Jan and I stayed in touch; she dated a couple guys but
nothing too serious. She finally met and married a really great guy, Larry,
with whom she shared the rest of her life. They travelled internationally, and
even built her dream home on a hill overlooking beautiful scenery near Sauk
City. I’m glad she got to do so many things she always wanted to, with Larry as
a wonderful husband and companion.
Without warning in ’04, when she was 50 years old, she
suffered a massive stroke. Docs said she wouldn’t walk again. She proved them
wrong with her massive will power, but her work days were over. She took full disability
from her UW Health job and retired.
Not too long after she and Larry had moved into the
beautiful home they’d built, on a blustery late fall night, Jan had another
stroke.
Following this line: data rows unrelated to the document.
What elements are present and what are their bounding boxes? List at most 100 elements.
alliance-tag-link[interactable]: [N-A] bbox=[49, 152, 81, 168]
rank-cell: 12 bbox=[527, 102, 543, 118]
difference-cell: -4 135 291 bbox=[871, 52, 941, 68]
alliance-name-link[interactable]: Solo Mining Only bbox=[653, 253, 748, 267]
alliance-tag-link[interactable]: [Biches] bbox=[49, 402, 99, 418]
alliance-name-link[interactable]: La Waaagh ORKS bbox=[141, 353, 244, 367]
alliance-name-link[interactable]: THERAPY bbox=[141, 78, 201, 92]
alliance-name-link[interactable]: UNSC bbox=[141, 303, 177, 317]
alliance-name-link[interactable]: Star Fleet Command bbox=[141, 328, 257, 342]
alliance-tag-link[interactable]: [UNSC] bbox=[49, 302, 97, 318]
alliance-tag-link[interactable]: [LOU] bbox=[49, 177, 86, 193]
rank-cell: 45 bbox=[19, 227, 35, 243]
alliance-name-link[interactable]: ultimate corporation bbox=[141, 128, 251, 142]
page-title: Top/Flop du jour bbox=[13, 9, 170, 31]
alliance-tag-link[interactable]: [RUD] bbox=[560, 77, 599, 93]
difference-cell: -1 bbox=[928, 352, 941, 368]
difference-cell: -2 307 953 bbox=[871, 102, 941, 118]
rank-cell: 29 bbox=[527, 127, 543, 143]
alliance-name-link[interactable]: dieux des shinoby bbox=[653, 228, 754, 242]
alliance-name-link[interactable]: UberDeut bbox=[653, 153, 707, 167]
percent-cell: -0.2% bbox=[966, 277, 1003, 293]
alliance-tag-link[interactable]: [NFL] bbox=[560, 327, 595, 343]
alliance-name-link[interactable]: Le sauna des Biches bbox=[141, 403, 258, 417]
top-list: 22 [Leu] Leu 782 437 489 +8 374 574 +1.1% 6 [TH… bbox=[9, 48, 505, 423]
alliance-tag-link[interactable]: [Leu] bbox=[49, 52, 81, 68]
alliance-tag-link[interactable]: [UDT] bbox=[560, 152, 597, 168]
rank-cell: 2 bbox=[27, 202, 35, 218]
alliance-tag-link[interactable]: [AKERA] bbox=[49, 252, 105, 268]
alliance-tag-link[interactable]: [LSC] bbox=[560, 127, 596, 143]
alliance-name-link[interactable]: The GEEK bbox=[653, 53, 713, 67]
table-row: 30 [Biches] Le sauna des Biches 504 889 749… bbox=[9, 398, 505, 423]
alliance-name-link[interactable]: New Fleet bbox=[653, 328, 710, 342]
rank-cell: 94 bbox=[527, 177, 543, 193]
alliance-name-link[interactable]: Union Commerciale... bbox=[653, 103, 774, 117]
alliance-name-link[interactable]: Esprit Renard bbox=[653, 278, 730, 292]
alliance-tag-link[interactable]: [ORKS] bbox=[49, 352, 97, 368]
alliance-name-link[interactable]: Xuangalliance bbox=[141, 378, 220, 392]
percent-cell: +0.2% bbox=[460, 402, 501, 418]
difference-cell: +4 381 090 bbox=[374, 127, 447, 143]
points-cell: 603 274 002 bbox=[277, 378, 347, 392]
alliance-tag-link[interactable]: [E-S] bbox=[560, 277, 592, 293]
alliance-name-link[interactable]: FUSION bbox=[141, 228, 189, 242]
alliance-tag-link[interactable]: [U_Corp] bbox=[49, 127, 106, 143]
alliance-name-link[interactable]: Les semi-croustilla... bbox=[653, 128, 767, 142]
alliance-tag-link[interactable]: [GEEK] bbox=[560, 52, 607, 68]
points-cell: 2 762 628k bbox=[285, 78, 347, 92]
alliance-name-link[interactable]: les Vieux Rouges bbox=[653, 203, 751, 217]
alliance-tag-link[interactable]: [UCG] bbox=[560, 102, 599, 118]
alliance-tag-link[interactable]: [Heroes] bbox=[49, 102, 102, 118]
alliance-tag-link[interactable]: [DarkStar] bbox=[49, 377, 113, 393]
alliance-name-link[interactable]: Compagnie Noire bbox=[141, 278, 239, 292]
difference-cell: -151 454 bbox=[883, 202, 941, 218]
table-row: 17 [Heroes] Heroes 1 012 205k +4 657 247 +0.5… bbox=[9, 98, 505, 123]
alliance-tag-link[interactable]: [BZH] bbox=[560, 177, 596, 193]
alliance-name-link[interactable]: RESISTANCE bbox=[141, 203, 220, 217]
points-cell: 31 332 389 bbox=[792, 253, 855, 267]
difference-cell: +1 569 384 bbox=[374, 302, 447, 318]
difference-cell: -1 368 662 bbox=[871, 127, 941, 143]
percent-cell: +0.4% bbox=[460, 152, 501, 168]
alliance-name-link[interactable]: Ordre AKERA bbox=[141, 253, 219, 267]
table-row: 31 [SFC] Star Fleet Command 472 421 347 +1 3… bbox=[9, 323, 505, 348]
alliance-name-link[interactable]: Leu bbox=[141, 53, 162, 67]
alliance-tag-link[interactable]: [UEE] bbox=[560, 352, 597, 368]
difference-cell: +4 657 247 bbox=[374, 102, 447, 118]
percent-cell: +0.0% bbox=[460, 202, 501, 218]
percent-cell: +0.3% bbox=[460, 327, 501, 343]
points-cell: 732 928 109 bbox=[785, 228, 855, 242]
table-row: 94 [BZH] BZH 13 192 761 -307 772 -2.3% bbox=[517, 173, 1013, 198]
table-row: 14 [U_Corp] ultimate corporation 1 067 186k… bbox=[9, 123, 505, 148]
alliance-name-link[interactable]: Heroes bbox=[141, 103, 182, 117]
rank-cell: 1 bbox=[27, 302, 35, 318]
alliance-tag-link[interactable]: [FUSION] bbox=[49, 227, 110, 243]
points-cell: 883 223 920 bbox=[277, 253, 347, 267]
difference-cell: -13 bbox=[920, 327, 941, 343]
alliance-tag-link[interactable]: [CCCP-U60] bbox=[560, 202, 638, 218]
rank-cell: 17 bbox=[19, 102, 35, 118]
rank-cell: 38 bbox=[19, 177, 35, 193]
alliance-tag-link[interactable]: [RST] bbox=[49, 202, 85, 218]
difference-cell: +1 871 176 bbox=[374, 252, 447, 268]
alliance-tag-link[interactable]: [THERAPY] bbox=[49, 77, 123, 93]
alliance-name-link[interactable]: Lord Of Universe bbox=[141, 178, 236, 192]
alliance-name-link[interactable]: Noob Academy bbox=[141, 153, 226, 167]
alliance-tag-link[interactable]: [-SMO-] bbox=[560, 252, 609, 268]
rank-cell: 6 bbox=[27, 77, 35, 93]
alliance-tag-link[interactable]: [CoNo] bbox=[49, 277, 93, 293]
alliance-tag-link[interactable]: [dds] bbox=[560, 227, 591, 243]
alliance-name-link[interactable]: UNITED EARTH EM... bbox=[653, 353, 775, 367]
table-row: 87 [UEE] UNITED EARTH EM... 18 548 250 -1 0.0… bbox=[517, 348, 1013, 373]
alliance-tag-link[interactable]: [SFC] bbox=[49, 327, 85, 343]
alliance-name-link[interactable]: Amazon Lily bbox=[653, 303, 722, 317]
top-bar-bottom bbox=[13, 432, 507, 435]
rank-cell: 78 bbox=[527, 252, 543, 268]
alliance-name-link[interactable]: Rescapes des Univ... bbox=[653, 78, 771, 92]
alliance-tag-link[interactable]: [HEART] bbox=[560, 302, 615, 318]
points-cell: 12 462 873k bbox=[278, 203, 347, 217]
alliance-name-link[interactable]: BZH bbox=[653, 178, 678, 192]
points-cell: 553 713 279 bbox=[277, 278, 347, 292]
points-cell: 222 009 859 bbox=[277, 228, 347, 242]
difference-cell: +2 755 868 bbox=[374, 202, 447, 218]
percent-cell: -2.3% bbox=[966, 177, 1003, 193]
They took her to the hospital in Sauk City, where they stabilized her
as best they could, and called for MedFlight to airlift her to UW Hospital,
where she could get the best care. But with wind gusts of more than 50 miles an
hour, MedFlight was grounded. It was simply impossible to fly in such
conditions.
They put Jan into an ambulance and drove to Madison as fast
as they dared, but every minute that passed meant more damage was being done to
Jan’s incredible brain. When she was released from the ICU at UW Hospital to a
rehab facility, she asked me to visit. I sat in the lobby waiting for her to be
brought out in her wheelchair.
The nurses were wheeling patients around the lobby and to the
elevator; it was around lunch time. A nurse was pushing a woman in a wheelchair
toward me. I didn’t recognize the woman. Then it dawned on me – my God, it was
Jan. She had a huge post-surgical scar all around her skull, much of her hair
had been shaved off, her left eye had a big cushioned patch over it, and her
left arm was immobilized. Her speech was
barely intelligible.
I remember being angry after the initial shock wore off –
angry that God would let this happen to such a wonderful person. Jan’s dad told
me the prognosis was not good. She’d never walk again; she’d likely regain only
a small capacity for speech; a litany of bad news.
As usual, Jan beat the odds, learned to walk with a cane,
her speech continued to get better, and before long, she and Larry were taking
trips to Hawaii, going on cruises, and Jan was enjoying life again. We would
talk on the phone three or four times a year; she wanted to know all about how
my family members were; she wanted to hear all about my stepchildren’s
successes and adventures; she was making the absolute best of the capacity left
in her body after that second stroke.
She sent Christmas letters with pictures of her travels with
Larry; she never missed sending birthday cards to my brothers and sisters and
stayed in touch with them. Just before my birthday, this past May 31st,
Jan called and said she’d taken a fall, and was spending some time in a rehab
facility in Sauk City, and she wouldn’t be able to get a birthday card in the
mail to me, but wanted to wish me a happy birthday. We chatted for a bit and
then she had to go to a rehab class.
That was my last interaction with her. On Thursday, June 11th,
she had another stroke while in the rehab facility; again they transported her
to UW Hospital, but – there was nothing the doctors could do. She passed away
in mid-afternoon, and her funeral was held at St. Norbert’s in Roxbury on June
17th.
She is with the angels now. I am privileged to
have shared some of the best years of her life.